Fig. 2A shows the cerebrovascular hemodynamic data in the time domain. It is comprised of clinical data with a common form of a single peak in the quantitative ICG-VA with the time profile. Specifically, it consists of a peak and a long-range tail. We fitted the clinical data from the peak area (up to the half-maximum of the peak in the elimination phase) to the whole data area because a peak function could not cover the whole data. It indicated that the signals required two or more functions to fit the whole data. Furthermore, the tail part should be applied with the same function in the peak area because the circulation system could not be changed while the signal was measured. Therefore, a high possibility existed that the whole data curve of the single peak would be fitted by linear bi-summations of the peak functions. Fig. 2B presents the fitting results of the five peak functions. All linear bi-summation functions fitted as shown in Fig. 2C. To compare the results, we calculated the R-squared values as shown in Table 1. We excluded the result of the bi-Gaussian function because it was too deviated to fit on the curve.
The clinical data provided the best fit to the EMG function on both the peak and whole data area (Table 1). This result demonstrated that the multi-EMG function was required for fitting on multiple peak curves. The same number of EMG functions was needed; the peak and tail parts required only one.

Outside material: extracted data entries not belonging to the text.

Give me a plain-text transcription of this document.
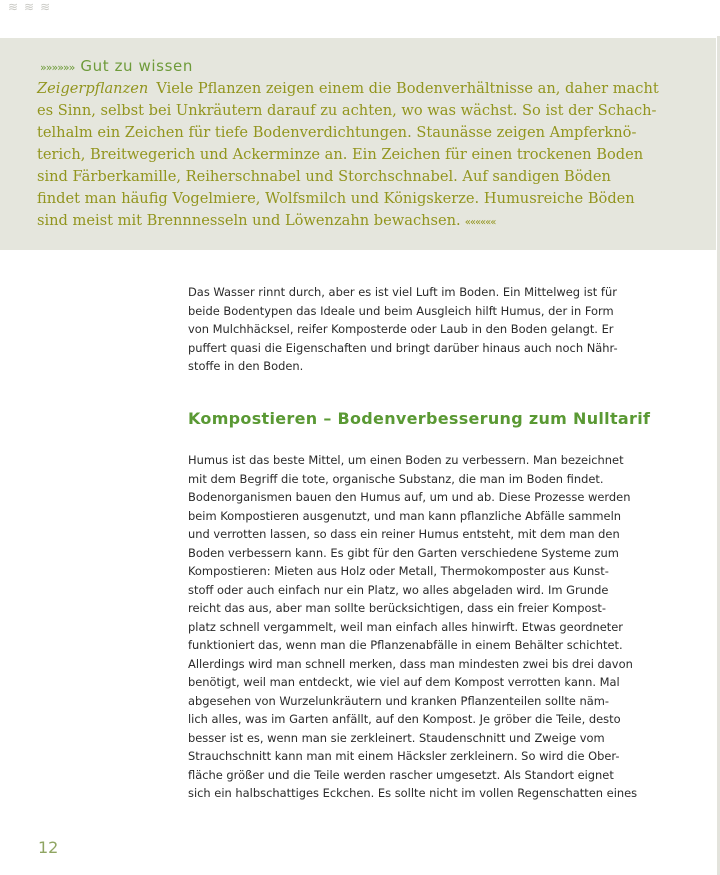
≋≋≋
»»»»»» Gut zu wissen
Zeigerpflanzen Viele Pflanzen zeigen einem die Bodenverhältnisse an, daher macht
es Sinn, selbst bei Unkräutern darauf zu achten, wo was wächst. So ist der Schach-
telhalm ein Zeichen für tiefe Bodenverdichtungen. Staunässe zeigen Ampferknö-
terich, Breitwegerich und Ackerminze an. Ein Zeichen für einen trockenen Boden
sind Färberkamille, Reiherschnabel und Storchschnabel. Auf sandigen Böden
findet man häufig Vogelmiere, Wolfsmilch und Königskerze. Humusreiche Böden
sind meist mit Brennnesseln und Löwenzahn bewachsen. ««««««
Das Wasser rinnt durch, aber es ist viel Luft im Boden. Ein Mittelweg ist für
beide Bodentypen das Ideale und beim Ausgleich hilft Humus, der in Form
von Mulchhäcksel, reifer Komposterde oder Laub in den Boden gelangt. Er
puffert quasi die Eigenschaften und bringt darüber hinaus auch noch Nähr-
stoffe in den Boden.
Kompostieren – Bodenverbesserung zum Nulltarif
Humus ist das beste Mittel, um einen Boden zu verbessern. Man bezeichnet
mit dem Begriff die tote, organische Substanz, die man im Boden findet.
Bodenorganismen bauen den Humus auf, um und ab. Diese Prozesse werden
beim Kompostieren ausgenutzt, und man kann pflanzliche Abfälle sammeln
und verrotten lassen, so dass ein reiner Humus entsteht, mit dem man den
Boden verbessern kann. Es gibt für den Garten verschiedene Systeme zum
Kompostieren: Mieten aus Holz oder Metall, Thermokomposter aus Kunst-
stoff oder auch einfach nur ein Platz, wo alles abgeladen wird. Im Grunde
reicht das aus, aber man sollte berücksichtigen, dass ein freier Kompost-
platz schnell vergammelt, weil man einfach alles hinwirft. Etwas geordneter
funktioniert das, wenn man die Pflanzenabfälle in einem Behälter schichtet.
Allerdings wird man schnell merken, dass man mindesten zwei bis drei davon
benötigt, weil man entdeckt, wie viel auf dem Kompost verrotten kann. Mal
abgesehen von Wurzelunkräutern und kranken Pflanzenteilen sollte näm-
lich alles, was im Garten anfällt, auf den Kompost. Je gröber die Teile, desto
besser ist es, wenn man sie zerkleinert. Staudenschnitt und Zweige vom
Strauchschnitt kann man mit einem Häcksler zerkleinern. So wird die Ober-
fläche größer und die Teile werden rascher umgesetzt. Als Standort eignet
sich ein halbschattiges Eckchen. Es sollte nicht im vollen Regenschatten eines
12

The bi-EMG function was well suited to expressing the single peak data with the time profile. We verified whether the multi-EMG function would fit on various forms of the signals. We collected several quantitative ICG-VA signals, which had a couple of peaks and a tail intact and varied depending on the status of the blood flow. Furthermore, we evaluated the multi-EMG model as the universal fitting function for the cerebrovascular hemodynamic curve (Fig. 3). The signals were fitted to ter- or quad-EMG, specifically three or four respective linear summations of EMG. The R-squared values revealed that the multi-EMG functions fitted well with the various forms of data (average value, 0.9832).
In addition, we identified the center of peaks at the peak area of the fitting curve and measured data using the peakfinding algorithm with the first derivative method. The first derivative values of the given function were equal to zero at the local peak point. The low degree Savitzky-Golay filter, one of the smoothing filters, was applied to the measured data while finding the center of peaks. The location of the center of peaks at the time axis in the fitting curve (grey numbers) was similar to that of the measured data (black numbers). Therefore, we could distinguish the center of peaks in the clinical data from one in the multi-EMG function.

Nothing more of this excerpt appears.